Seven hours before his supposedly loyal army chief staged a military coup against the government of Pakistan Peoples Party (PPP), Bhutto told General Tikka Khan, a former COAS, that his disapproval regarding the appointment of Zia as his successor was all wrong while assuring him of Zia’s loyalty.
Back in 1976, after his retirement from military services, General Tikka Khan had left the post of army chief and nominated seven people–only one to be appointed as a new COAS.
In his book, The Bhutto Dynasty: The Struggle for Power in Pakistan,Owen Bennett-Jones writes: “Zia was not named (in the list of the nominees) on the grounds that he was the most recently appointed lieutenant general and consequently lacked sufficient experience.”

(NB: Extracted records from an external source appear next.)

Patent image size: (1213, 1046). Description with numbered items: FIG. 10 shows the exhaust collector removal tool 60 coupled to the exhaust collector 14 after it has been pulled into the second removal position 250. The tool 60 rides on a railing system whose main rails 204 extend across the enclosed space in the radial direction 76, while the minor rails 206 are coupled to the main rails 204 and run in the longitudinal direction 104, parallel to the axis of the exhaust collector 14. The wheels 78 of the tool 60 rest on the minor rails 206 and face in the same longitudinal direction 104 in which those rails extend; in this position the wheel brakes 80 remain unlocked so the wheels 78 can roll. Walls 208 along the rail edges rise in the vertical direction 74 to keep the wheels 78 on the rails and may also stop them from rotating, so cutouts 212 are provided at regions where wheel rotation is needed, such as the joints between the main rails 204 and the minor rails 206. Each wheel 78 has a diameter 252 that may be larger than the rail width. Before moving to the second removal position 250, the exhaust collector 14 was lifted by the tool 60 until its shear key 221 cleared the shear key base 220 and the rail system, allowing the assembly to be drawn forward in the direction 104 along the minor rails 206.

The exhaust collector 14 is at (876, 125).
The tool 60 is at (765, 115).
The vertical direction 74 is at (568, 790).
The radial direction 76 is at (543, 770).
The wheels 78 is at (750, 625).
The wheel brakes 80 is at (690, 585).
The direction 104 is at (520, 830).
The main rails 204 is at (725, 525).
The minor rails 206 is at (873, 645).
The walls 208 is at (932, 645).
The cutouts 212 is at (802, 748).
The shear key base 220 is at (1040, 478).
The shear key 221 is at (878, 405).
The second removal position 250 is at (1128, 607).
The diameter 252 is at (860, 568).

Zia-ul-Haq was to be the most junior nominee for the seven generals who was eventually made to hold the most crucial office in Pakistan, agaisnt the advice of Tikka Khan. Interestingly, the very first elected prime minister of the country had made that choice who had remained close to two of the former dictators–Ayub Khan and Yahya Khan.
Many beleive that Zia’s appoinment as the army cheif was out of turn and it helps them reach a conclusion as Zia left no moment to impress Bhutto who was known for his authoritarian policies against dissenters.

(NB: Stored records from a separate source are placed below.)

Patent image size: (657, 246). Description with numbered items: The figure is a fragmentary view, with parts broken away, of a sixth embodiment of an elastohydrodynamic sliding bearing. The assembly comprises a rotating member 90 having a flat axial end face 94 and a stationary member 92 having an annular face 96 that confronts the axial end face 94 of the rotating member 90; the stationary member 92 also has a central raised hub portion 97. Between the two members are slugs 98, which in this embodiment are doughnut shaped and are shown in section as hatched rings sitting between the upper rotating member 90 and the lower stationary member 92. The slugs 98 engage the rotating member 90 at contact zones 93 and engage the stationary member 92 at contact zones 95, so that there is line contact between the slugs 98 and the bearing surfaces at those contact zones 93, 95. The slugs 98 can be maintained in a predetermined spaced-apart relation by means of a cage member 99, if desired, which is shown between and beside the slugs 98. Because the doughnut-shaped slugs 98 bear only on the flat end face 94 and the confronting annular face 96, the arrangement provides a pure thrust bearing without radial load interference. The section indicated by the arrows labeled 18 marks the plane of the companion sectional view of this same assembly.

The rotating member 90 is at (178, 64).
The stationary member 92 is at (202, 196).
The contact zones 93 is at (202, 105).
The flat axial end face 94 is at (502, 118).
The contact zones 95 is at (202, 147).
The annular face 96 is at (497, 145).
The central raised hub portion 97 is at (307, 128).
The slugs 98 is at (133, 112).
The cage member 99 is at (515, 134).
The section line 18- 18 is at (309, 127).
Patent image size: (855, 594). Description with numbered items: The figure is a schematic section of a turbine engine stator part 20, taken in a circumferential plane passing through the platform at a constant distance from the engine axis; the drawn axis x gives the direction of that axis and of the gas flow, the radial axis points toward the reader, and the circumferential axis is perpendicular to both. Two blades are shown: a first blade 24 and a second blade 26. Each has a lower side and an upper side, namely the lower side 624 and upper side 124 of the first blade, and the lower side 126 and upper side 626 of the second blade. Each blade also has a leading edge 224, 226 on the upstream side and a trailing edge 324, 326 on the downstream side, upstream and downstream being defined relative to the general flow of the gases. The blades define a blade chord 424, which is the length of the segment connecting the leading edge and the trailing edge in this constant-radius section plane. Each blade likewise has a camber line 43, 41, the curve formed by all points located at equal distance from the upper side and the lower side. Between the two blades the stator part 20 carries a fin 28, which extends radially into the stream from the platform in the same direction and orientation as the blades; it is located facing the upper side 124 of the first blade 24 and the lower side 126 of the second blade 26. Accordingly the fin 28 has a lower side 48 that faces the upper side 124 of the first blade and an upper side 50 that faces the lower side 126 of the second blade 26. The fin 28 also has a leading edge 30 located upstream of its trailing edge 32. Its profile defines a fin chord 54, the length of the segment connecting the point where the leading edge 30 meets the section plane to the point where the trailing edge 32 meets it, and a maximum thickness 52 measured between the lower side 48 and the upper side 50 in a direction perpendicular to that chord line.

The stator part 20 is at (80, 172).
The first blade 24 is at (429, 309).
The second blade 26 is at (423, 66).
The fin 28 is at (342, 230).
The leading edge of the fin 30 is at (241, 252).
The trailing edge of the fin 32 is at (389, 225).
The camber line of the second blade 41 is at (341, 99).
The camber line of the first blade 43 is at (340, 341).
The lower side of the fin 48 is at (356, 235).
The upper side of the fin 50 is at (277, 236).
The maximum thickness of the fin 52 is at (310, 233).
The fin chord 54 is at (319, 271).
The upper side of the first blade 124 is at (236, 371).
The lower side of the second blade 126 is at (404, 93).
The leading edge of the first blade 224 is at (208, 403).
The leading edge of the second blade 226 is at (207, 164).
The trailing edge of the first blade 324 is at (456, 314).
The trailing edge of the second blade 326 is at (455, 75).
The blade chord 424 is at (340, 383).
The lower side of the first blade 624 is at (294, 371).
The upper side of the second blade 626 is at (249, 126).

“Zia always made the most of any interactions he had with Zulfikar. On one occasion he presented Zulfikar with a sword in recognition of his services to the country and its armed forces. Similarly, Zia made Zulfikar honorary commander-in-chief of the Armoured Corps and had a special uniform made up for him,” the British author states in the book.
Hardly, a year had passed when Zia had taken the oath of his loyalty to the prime minister Bhutto, the country was witnessing a political turmoil amid 1977 general election. Bhutto’s PPP claimed victory in the election with far greater number of seats but a joint opposition called Pakistan National Allaince (PNA) had asked people to take over the streets in almost every part of the country as a protest agaisnt Bhutto’s government while accusing it of “massive rigging”.
The choas seemed to contniue despite several negotiation attempts. Before a politician of aggressive and chauvinist nature like him, could reach any agreement with the opposition, Bhutto saw the demise of his power, orchestrated by the man who, Bhutto thought, was least likely to challenge him.
Pakistan Journalist Khalid Hasan, in his book ‘Rearview Mirror: Four Memoirs‘, wrote about an incident which he narrated from Raja Anwar who was an advisor to premier Bhutto.
Khalid quoted Anwar as saying: “Bhutto said to Tika Khan, ‘General, you remember that you had opposed making Zia the army chief, now you have to admit that I had made the right decision. If there was another army chief, he would have taken over this power by making an excuse of law and order.’ “
Seven hours later, General Zia removed Bhutto in a bloodless coup while declaring martial law. The military regime later executed Bhutto on April 4, 1979, by reopening a murder case against him. The PPP along with many others who suffered under Zia’s 11-year rule remember the fifth of July as “Black Day” for democracy and Pakistan.